Richard H. Hammer

Soft drugs—XVI. Design, evaluation and transdermal penetration of novel soft anticholinergics based on methatropine

Atropine has been reported to produce unwanted systemic side effects on topical administration into the eye. The same problem could arise when atropine is used topically as a suppressant of eccrine sweating. In this study, the principles of soft drug design were applied to methatropine. A hypothetical carboxylate metabolite of methatropine was reactivated by esterification with cyclic and alicyclic alcohols to yield a series of compounds (3a-g). In vitro evaluation by guinea pig ileum assay indicated that the compounds are potent anticholinergics and the lead carboxylate metabolite is about 60 times less potent than the most active compound of the series. The activity was found to decrease with the increasing side chain length. The n-octanol/water partition coefficients were found to be directly dependent on the chain length for the compounds made with straight chain alcohols. The transdermal permeability coefficients across the hairless mice skin were found to be directly dependent on the partition coefficients. The soft drugs are found to metabolize extensively during the penetration process compared to the unmetabolizable nature of methatropine. The soft drugs reported in this study will probably be able to elicit a local action at the site of application but will probably be metabolized rapidly in the systemic circulation, thereby avoiding the systemic side effects with a consequent increase in the therapeutic index.

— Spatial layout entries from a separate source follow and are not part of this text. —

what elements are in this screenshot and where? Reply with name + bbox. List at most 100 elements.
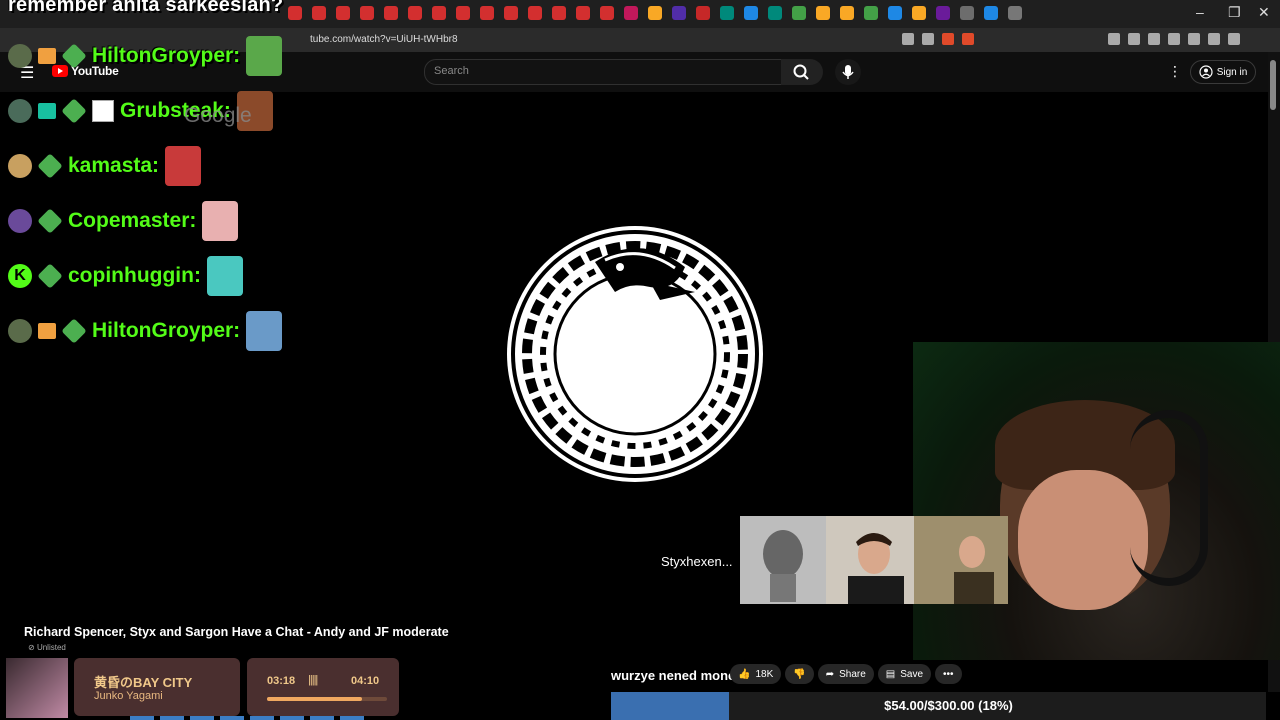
tab-favicon-icon[interactable] <box>576 6 590 20</box>
video-thumbnail[interactable] <box>914 516 1008 604</box>
gift-badge-icon <box>38 323 56 339</box>
diamond-badge-icon <box>61 318 87 344</box>
tab-favicon-icon[interactable] <box>360 6 374 20</box>
tab-favicon-icon[interactable] <box>336 6 350 20</box>
tab-favicon-icon[interactable] <box>792 6 806 20</box>
more-options-icon[interactable]: ⋮ <box>1168 63 1182 80</box>
sign-in-label: Sign in <box>1216 66 1248 78</box>
share-label: Share <box>839 668 866 680</box>
person-image <box>848 533 904 604</box>
tab-favicon-icon[interactable] <box>696 6 710 20</box>
tab-favicon-icon[interactable] <box>672 6 686 20</box>
equalizer-icon: ||||| <box>308 674 318 686</box>
tab-favicon-icon[interactable] <box>744 6 758 20</box>
stream-overlay-title: remember anita sarkeesian? <box>8 0 284 16</box>
chat-username: HiltonGroyper: <box>92 319 241 342</box>
person-image <box>954 536 994 604</box>
streamer-face <box>1018 470 1148 610</box>
share-button[interactable]: ➦ Share <box>817 664 874 684</box>
kick-badge-icon: K <box>8 264 32 288</box>
taskbar-item[interactable] <box>280 716 304 720</box>
voice-search-button[interactable] <box>835 59 861 85</box>
tab-favicon-icon[interactable] <box>768 6 782 20</box>
tab-favicon-icon[interactable] <box>936 6 950 20</box>
chat-message: Copemaster: <box>8 201 239 241</box>
tab-favicon-icon[interactable] <box>624 6 638 20</box>
extension-icon[interactable] <box>1128 33 1140 45</box>
like-count: 18K <box>755 668 774 680</box>
donation-goal-text: $54.00/$300.00 (18%) <box>884 698 1013 713</box>
thumbnail-label[interactable]: Styxhexen... <box>661 554 733 569</box>
share-icon[interactable] <box>922 33 934 45</box>
tab-favicon-icon[interactable] <box>480 6 494 20</box>
diamond-badge-icon <box>37 263 63 289</box>
tab-favicon-icon[interactable] <box>552 6 566 20</box>
maximize-button[interactable]: ❐ <box>1228 4 1241 21</box>
tab-favicon-icon[interactable] <box>528 6 542 20</box>
save-button[interactable]: ▤ Save <box>877 664 932 684</box>
scrollbar-thumb[interactable] <box>1270 60 1276 110</box>
video-title: Richard Spencer, Styx and Sargon Have a … <box>24 625 449 639</box>
taskbar-item[interactable] <box>340 716 364 720</box>
close-window-button[interactable]: ✕ <box>1258 4 1270 21</box>
video-thumbnail[interactable] <box>826 516 914 604</box>
tab-favicon-icon[interactable] <box>984 6 998 20</box>
minimize-button[interactable]: – <box>1196 4 1204 20</box>
video-thumbnail[interactable] <box>740 516 826 604</box>
google-watermark: Google <box>184 104 252 127</box>
tab-favicon-icon[interactable] <box>288 6 302 20</box>
like-button[interactable]: 👍 18K <box>730 664 782 684</box>
microphone-icon <box>842 65 854 79</box>
extension-icon[interactable] <box>1108 33 1120 45</box>
taskbar-item[interactable] <box>310 716 334 720</box>
tab-favicon-icon[interactable] <box>432 6 446 20</box>
chat-avatar <box>8 154 32 178</box>
chat-username: HiltonGroyper: <box>92 44 241 67</box>
tab-favicon-icon[interactable] <box>912 6 926 20</box>
extensions-toolbar[interactable] <box>1108 33 1240 45</box>
tab-favicon-icon[interactable] <box>600 6 614 20</box>
tab-favicon-icon[interactable] <box>888 6 902 20</box>
tab-favicon-icon[interactable] <box>648 6 662 20</box>
tab-favicon-icon[interactable] <box>960 6 974 20</box>
menu-icon[interactable] <box>1228 33 1240 45</box>
music-total-time: 04:10 <box>351 675 380 687</box>
cast-icon[interactable] <box>902 33 914 45</box>
brave-shield-icon[interactable] <box>942 33 954 45</box>
taskbar-item[interactable] <box>130 716 154 720</box>
tab-favicon-icon[interactable] <box>456 6 470 20</box>
taskbar-item[interactable] <box>190 716 214 720</box>
tab-favicon-icon[interactable] <box>840 6 854 20</box>
song-title: 黄昏のBAY CITY <box>94 675 193 690</box>
taskbar-item[interactable] <box>160 716 184 720</box>
tab-favicon-icon[interactable] <box>384 6 398 20</box>
url-text[interactable]: tube.com/watch?v=UiUH-tWHbr8 <box>310 34 458 45</box>
tab-favicon-icon[interactable] <box>720 6 734 20</box>
taskbar-item[interactable] <box>220 716 244 720</box>
vpn-icon[interactable] <box>1208 33 1220 45</box>
tab-favicon-icon[interactable] <box>504 6 518 20</box>
tab-favicon-icon[interactable] <box>312 6 326 20</box>
tab-favicon-icon[interactable] <box>1008 6 1022 20</box>
chat-avatar <box>8 44 32 68</box>
brave-rewards-icon[interactable] <box>962 33 974 45</box>
wallet-icon[interactable] <box>1188 33 1200 45</box>
sidebar-icon[interactable] <box>1168 33 1180 45</box>
more-actions-button[interactable]: ••• <box>935 664 962 684</box>
search-input[interactable] <box>424 59 782 85</box>
tab-favicon-icon[interactable] <box>816 6 830 20</box>
browser-tabs[interactable] <box>288 6 1022 20</box>
tab-favicon-icon[interactable] <box>864 6 878 20</box>
tab-favicon-icon[interactable] <box>408 6 422 20</box>
search-button[interactable] <box>781 59 823 85</box>
chat-username: kamasta: <box>68 154 160 177</box>
broken-image-icon <box>92 100 114 122</box>
chat-username: copinhuggin: <box>68 264 201 287</box>
media-icon[interactable] <box>1148 33 1160 45</box>
dislike-button[interactable]: 👎 <box>785 664 814 684</box>
taskbar-item[interactable] <box>250 716 274 720</box>
sign-in-button[interactable]: Sign in <box>1190 60 1256 84</box>
visibility-label: Unlisted <box>36 643 66 652</box>
gift-badge-icon <box>38 48 56 64</box>
address-bar-icons[interactable] <box>902 33 974 45</box>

Soft drugs—XIV. Synthesis and anticholinergic activity of soft phenylsuccinic analogs of methatropine

Three soft drug analogs and a metabolite of methatropine based on phenylsuccinic structural moiety were synthesized and tested for activity. In an in vivo assay, the soft drugs were found to be two orders of magnitude less potent than methatropine while the carboxylate metabolite was found to be one order of magnitude less potent than the soft drugs. A structural isomer of compound 4a was found to be less potent. All the soft drugs tested elicited shorter durations of mydriatic action in rabbit eyes compared to atropine. The untreated eye was dilated in the atropine treated animals while no dilation occurred in the soft drug treated animals indicating facile systemic metabolism of the soft drugs to inactive moieties, possibly the carboxylate metabolite. In in vitro stability studies, the soft drugs have been found to be more hydrolytically labile than atropine. The shorter duration of mydriatic action of compound 4a coupled with increased hydrolytic lability make this a candidate for further study.